Penampilan Inggris menjadi sorotan lain. Sam Battle, yang tampil dengan nama panggung Look Mum No Computer, menyajikan lagu synth‑pop “Eins, Zwei, Drei” yang ia sebut “Marmite” – polarizing seperti selai yang dicintai atau dibenci. Namun, setelah pertunjukan, Battle terlihat duduk sendirian di arena hingga seorang anggota tim Denmark menghampirinya. Insiden ini memicu kecaman publik terhadap delegasi Inggris, yang dianggap meninggalkan artis mereka tanpa pendamping. Di media Inggris, pembawa acara Good Morning Britain, Susanna Reid dan Ed Balls, memperdebatkan kemungkinan Inggris keluar dari kompetisi selanjutnya.

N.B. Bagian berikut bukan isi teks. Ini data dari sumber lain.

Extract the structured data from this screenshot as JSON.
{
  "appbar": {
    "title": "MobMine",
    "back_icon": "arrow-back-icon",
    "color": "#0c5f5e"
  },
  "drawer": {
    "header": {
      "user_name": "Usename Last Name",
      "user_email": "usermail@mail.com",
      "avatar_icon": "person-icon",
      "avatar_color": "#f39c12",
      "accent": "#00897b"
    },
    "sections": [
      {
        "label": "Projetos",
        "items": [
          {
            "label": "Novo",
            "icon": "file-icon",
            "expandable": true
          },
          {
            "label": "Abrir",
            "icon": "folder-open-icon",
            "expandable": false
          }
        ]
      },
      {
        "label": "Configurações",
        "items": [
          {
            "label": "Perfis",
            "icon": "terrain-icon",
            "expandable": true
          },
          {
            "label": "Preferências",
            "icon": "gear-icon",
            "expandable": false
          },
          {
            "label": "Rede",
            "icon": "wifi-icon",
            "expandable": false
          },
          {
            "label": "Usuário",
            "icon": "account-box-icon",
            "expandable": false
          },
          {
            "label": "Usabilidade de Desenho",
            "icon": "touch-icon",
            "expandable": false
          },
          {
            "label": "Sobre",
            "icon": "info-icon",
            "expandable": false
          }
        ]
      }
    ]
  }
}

Walaupun hanya meraih satu poin, Battle menanggapi dengan sikap sportif, memuji Bulgaria sebagai pemenang sah dan menegaskan pentingnya semangat mencoba sekuat tenaga. Komentar tersebut mendapat dukungan dari penggemar yang menilai bahwa kompetisi seharusnya lebih menekankan pada kolaborasi dan rasa hormat antar artis.

Gala, Host, dan Produksi

Acara dipandu oleh bintang Austria Victoria Swarovski dan Michael Ostrowski, sementara di Inggris komentar disampaikan oleh Graham Norton, yang menambah nuansa humor khas BBC. Suara juri Inggris diumumkan secara live dari Salford oleh La Voix, seorang performer drag yang juga pernah menjadi bintang “Strictly Come Dancing” 2025.

Kemenangan Bulgaria tidak hanya menandai pencapaian musikal, tetapi juga mengukir babak baru bagi negara tersebut dalam kancah budaya Eropa. Dengan persiapan menuju Eurovision 2027, Sofia diprediksi akan menampilkan produksi megah yang menggabungkan elemen tradisional Balkan dan inovasi teknologi modern, menegaskan kembali posisi Eurovision sebagai panggung musik paling inklusif dan berpengaruh di dunia.

Secara keseluruhan, Eurovision 2026 menggabungkan kegembiraan musik, dinamika politik, dan kisah pribadi yang menginspirasi. Dari keberhasilan tak terduga Bulgaria hingga kesedihan sang peserta Inggris, kontes ini kembali membuktikan bahwa di balik sorotan lampu panggung, nilai persahabatan, budaya, dan semangat kompetisi tetap menjadi inti utama.